Subsequently, a cross-party group of MPs has called for a ‘second Beveridge moment’ by using national insurance contributions to fund the NHS. There have also been reports of health secretary Jeremy Hunt writing to Conservative MPs for their views on how to fund the NHS.

But the source of funds is really of secondary importance. Clearly, it is a practical issue that needs to be resolved, but whether funds come from taxation or national insurance is a matter of presentation not substance for most members of the public. The recent British Social Attitudes survey suggested that more than six in 10 voters are willing to pay more tax to increase funding for the health service – which tax pot was not an issue.

The real question is how much funding the service needs. The government has been more tight-lipped about this, other than to dismiss newspaper suggestions of a £4bn-a-year funding boost as premature speculation.

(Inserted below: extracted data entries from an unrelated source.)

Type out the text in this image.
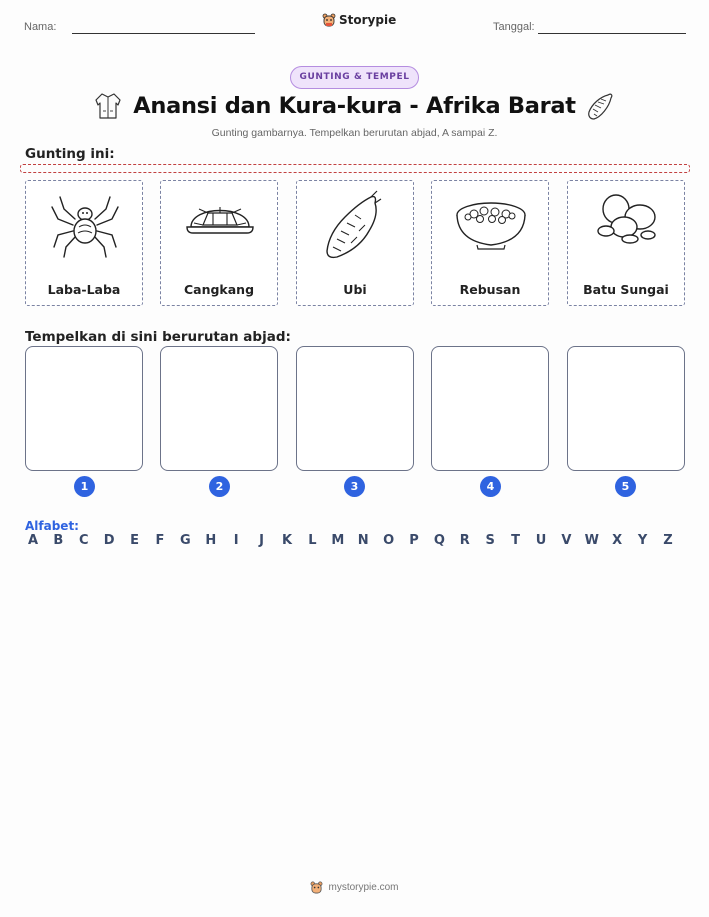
Nama:	Storypie	Tanggal:
GUNTING & TEMPEL
Anansi dan Kura-kura - Afrika Barat
Gunting gambarnya. Tempelkan berurutan abjad, A sampai Z.
Gunting ini:
Laba-Laba	Cangkang	Ubi	Rebusan	Batu Sungai
Tempelkan di sini berurutan abjad:
1	2	3	4	5
Alfabet:
A	B	C	D	E	F	G	H	I	J	K	L	M	N	O	P	Q	R	S	T	U	V	W	X	Y	Z
mystorypie.com
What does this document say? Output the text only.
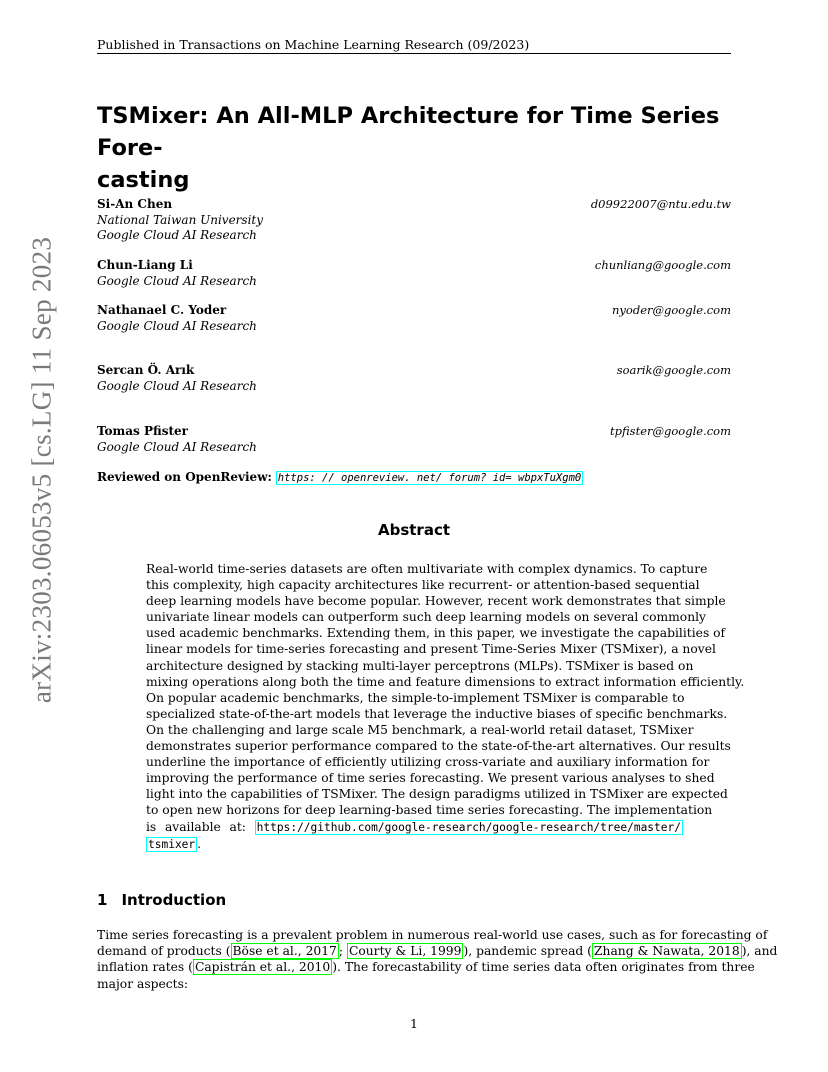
Published in Transactions on Machine Learning Research (09/2023)
arXiv:2303.06053v5 [cs.LG] 11 Sep 2023
TSMixer: An All-MLP Architecture for Time Series Fore-
casting
Si-An Chen
National Taiwan University
Google Cloud AI Research
d09922007@ntu.edu.tw
Chun-Liang Li
Google Cloud AI Research
chunliang@google.com
Nathanael C. Yoder
Google Cloud AI Research
nyoder@google.com
Sercan Ö. Arık
Google Cloud AI Research
soarik@google.com
Tomas Pfister
Google Cloud AI Research
tpfister@google.com
Reviewed on OpenReview: https: // openreview. net/ forum? id= wbpxTuXgm0
Abstract
Real-world time-series datasets are often multivariate with complex dynamics. To capture
this complexity, high capacity architectures like recurrent- or attention-based sequential
deep learning models have become popular. However, recent work demonstrates that simple
univariate linear models can outperform such deep learning models on several commonly
used academic benchmarks. Extending them, in this paper, we investigate the capabilities of
linear models for time-series forecasting and present Time-Series Mixer (TSMixer), a novel
architecture designed by stacking multi-layer perceptrons (MLPs). TSMixer is based on
mixing operations along both the time and feature dimensions to extract information efficiently.
On popular academic benchmarks, the simple-to-implement TSMixer is comparable to
specialized state-of-the-art models that leverage the inductive biases of specific benchmarks.
On the challenging and large scale M5 benchmark, a real-world retail dataset, TSMixer
demonstrates superior performance compared to the state-of-the-art alternatives. Our results
underline the importance of efficiently utilizing cross-variate and auxiliary information for
improving the performance of time series forecasting. We present various analyses to shed
light into the capabilities of TSMixer. The design paradigms utilized in TSMixer are expected
to open new horizons for deep learning-based time series forecasting. The implementation
is available at: https://github.com/google-research/google-research/tree/master/
tsmixer .
1 Introduction
Time series forecasting is a prevalent problem in numerous real-world use cases, such as for forecasting of
demand of products ( Böse et al., 2017 ; Courty & Li, 1999 ), pandemic spread ( Zhang & Nawata, 2018 ), and
inflation rates ( Capistrán et al., 2010 ). The forecastability of time series data often originates from three
major aspects:
1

Ms May told the Liaison Committee that the new plan should allow the NHS to realise greater productivity and efficiency gains.

This is the crux of the issue. No-one would disagree that there are inefficiencies within the NHS, relating both to support services and clinical variation. Programmes such as Getting it right first time and tools such as the Model Hospital and patient-level costing give the service a fighting chance of addressing some of these.

And new models of care and integrated care systems are starting to show that they can bend the demand curve and meet patient’s needs more proactively and cost-effectively. But these improvements won’t be turned on overnight.

In fact, if funding is insufficient to meet current demand, it will simply postpone some of the improvements that the NHS could realistically make.

Unrealistic control totals would restrict clinicians’, support staff’s and managers’ vision to the here and now. It would be a case of getting through to the next milestone, not planning for a sustainable future. There would be no headroom to enable clinicians and finance managers, for example, to work together to understand variation and find ways to address it.

There is clearly a sweet spot of NHS funding that the government needs to find. On the one side, this needs to put legitimate pressure on the service to reduce costs and improve productivity. But this must be balanced with realistic funding that enables the service to both meet current demand and develop services that will be sustainable into the future.